This rice, alongside the Hawaiian-marinated chicken, was a favorite dinner of mine as of late. It was quick, healthy, and a nice change from the standard “comfort” and hearty foods we’ve been eating so much of during this endless winter. It gives me some hope that maaaaaaaaaybe spring is coming soon. (Yesterday’s snowfall during the first day of spring, though, not so much.)
I mentioned earlier that we’ve been eating too much white rice lately, in part because brown rice takes too long to cook for us during a weekday. But fried brown rice is easy to achieve during the week, because you can just cook the rice the night before, since cold rice is ideal. Then, making the actual dish is really fast.

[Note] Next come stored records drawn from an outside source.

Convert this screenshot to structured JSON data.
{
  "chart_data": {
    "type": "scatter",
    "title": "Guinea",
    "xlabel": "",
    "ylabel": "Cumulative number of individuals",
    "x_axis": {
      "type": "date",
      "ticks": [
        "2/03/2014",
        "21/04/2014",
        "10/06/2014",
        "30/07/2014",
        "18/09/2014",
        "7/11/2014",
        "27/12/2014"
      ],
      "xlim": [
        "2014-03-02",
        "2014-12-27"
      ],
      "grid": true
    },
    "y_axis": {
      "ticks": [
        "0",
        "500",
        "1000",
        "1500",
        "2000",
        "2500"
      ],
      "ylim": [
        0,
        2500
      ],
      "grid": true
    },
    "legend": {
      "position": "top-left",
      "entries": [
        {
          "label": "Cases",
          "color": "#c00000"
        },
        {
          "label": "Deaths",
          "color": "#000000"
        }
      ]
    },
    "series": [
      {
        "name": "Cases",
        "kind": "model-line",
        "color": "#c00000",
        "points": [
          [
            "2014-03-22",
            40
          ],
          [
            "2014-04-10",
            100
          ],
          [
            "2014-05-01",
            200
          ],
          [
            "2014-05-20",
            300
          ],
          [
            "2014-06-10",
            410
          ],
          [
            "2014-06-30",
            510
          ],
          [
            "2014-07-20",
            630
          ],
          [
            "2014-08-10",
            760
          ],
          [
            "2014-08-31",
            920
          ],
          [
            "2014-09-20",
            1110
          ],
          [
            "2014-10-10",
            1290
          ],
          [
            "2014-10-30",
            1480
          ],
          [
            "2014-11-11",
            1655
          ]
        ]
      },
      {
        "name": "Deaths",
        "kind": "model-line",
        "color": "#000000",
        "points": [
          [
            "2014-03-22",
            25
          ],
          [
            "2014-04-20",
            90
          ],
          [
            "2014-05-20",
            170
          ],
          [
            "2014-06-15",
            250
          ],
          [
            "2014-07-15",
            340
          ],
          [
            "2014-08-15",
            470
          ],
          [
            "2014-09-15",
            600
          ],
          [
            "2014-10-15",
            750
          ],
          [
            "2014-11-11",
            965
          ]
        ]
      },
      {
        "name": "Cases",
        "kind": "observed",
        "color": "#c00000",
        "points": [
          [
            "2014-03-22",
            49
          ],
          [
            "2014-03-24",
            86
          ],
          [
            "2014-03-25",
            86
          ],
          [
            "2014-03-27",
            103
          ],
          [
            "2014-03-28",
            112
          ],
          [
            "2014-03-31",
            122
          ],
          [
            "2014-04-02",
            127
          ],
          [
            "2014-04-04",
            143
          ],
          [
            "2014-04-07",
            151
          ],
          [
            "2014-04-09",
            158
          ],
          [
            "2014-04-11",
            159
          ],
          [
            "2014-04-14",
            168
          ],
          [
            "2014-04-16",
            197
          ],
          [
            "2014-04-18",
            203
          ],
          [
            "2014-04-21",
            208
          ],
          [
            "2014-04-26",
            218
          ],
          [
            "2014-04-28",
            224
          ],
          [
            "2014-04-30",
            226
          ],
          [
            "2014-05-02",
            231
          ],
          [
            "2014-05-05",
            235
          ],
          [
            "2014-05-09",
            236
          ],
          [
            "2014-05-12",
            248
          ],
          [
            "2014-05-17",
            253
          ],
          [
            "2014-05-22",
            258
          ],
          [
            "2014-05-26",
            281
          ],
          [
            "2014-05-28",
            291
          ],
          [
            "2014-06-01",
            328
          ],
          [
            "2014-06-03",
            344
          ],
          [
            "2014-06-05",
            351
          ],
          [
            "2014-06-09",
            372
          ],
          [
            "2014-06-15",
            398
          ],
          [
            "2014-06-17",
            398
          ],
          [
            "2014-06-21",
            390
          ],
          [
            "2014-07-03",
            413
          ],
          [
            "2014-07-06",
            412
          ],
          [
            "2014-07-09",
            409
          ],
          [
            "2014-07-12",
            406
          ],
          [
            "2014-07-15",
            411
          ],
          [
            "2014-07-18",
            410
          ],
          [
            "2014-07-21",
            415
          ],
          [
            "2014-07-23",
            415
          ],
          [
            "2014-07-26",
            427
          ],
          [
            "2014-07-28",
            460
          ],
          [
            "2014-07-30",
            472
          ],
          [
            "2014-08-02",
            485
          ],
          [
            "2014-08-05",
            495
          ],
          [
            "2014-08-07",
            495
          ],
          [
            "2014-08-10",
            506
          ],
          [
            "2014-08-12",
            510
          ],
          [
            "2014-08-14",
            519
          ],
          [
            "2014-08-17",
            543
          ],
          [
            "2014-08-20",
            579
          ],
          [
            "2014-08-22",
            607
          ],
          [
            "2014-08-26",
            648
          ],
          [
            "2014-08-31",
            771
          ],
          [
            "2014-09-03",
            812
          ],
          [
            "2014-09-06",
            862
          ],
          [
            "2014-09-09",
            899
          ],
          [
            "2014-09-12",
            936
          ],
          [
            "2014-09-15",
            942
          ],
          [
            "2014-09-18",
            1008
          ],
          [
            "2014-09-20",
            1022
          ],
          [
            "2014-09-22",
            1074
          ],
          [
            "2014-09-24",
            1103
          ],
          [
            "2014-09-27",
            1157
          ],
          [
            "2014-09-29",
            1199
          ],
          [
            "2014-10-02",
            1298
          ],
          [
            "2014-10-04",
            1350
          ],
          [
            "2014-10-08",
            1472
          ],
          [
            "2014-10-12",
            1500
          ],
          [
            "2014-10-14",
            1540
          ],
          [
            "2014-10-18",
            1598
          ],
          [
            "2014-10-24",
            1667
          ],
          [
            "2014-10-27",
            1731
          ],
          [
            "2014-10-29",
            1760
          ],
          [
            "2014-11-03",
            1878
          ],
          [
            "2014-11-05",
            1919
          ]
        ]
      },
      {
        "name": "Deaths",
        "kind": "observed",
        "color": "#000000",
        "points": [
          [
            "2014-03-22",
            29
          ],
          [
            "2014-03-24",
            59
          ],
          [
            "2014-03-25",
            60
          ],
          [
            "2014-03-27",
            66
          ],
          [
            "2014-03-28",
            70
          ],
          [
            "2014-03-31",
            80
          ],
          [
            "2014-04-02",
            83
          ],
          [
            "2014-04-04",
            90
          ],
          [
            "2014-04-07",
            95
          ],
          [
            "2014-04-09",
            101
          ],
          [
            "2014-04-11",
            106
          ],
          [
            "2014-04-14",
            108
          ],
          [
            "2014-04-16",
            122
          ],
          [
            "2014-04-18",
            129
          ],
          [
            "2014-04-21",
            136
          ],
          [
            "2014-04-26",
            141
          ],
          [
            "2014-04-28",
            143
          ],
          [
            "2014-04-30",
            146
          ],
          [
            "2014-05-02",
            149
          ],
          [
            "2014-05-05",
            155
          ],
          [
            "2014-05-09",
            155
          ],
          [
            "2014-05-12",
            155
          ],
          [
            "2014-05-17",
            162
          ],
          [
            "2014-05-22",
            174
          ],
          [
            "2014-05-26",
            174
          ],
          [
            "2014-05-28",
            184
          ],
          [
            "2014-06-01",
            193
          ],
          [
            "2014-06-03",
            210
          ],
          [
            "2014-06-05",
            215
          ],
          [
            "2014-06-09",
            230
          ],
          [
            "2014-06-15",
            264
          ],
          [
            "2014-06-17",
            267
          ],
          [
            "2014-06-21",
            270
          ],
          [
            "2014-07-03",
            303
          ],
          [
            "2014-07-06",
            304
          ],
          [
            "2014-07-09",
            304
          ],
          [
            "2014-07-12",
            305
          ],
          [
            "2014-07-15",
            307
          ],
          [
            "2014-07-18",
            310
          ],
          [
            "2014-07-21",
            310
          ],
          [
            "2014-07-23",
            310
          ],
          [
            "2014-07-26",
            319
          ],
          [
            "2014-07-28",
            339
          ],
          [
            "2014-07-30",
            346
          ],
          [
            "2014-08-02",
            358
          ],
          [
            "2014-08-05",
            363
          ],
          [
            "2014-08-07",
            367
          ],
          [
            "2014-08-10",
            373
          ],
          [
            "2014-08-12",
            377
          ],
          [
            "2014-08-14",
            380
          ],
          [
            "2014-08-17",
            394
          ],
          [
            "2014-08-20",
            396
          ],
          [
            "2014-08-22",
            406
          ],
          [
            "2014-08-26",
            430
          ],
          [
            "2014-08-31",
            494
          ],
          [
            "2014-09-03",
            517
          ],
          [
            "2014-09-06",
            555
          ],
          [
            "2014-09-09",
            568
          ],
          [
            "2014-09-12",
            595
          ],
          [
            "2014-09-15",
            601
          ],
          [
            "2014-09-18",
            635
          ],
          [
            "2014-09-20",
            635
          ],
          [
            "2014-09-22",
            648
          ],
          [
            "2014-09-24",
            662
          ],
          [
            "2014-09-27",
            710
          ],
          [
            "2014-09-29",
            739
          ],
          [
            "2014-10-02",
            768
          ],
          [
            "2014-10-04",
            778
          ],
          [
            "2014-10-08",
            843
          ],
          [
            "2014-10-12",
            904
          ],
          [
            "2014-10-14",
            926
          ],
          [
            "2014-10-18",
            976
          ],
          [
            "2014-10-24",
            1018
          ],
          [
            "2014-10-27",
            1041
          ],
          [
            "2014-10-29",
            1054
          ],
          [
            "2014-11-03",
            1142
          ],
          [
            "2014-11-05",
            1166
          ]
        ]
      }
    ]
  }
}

This particular fried rice has a little island-y feel to it thanks to the pineapple. It’s nice and colorful from the peppers and it just tastes great. You really can never go wrong with ginger and garlic, right? The soy sauce adds a nice salty balance to the sweet pineapple and you get a little deep, toasty flavor from the sesame seed oil. This was a hit with everyone (even Ian, who enjoyed his portion soy sauce-less :)).
Pineapple Fried Rice
Adapted from The Neelys
1 Tbsp. peanut or canola/vegetable oil
1 small onion, finely diced
3 cloves garlic, minced
1″ knob of ginger, peeled and minced or grated
2 green onions, sliced, whites and green parts separated
1 red bell pepper, finely diced
1 cup finely diced pineapple
4 cups day old/cold brown rice
2-3 Tbsp. low sodium soy sauce
1 tsp. toasted sesame oil
Heat a large wok or skillet over medium-high heat and add the oil. When shimmery, add the onions, garlic, ginger, and white parts of the green onions. Cook for about 3 minutes, until golden. Stir in the pepper and cook until it begins to soften.
Add the rice and pineapple, mixing with a wooden spoon to break up any clumps of rice. Stir fry until lightly browned, 3-5 minutes, stirring constantly, adding the soy sauce in during the last minute. Drizzle with the sesame seed oil and garnish with the green onion parts.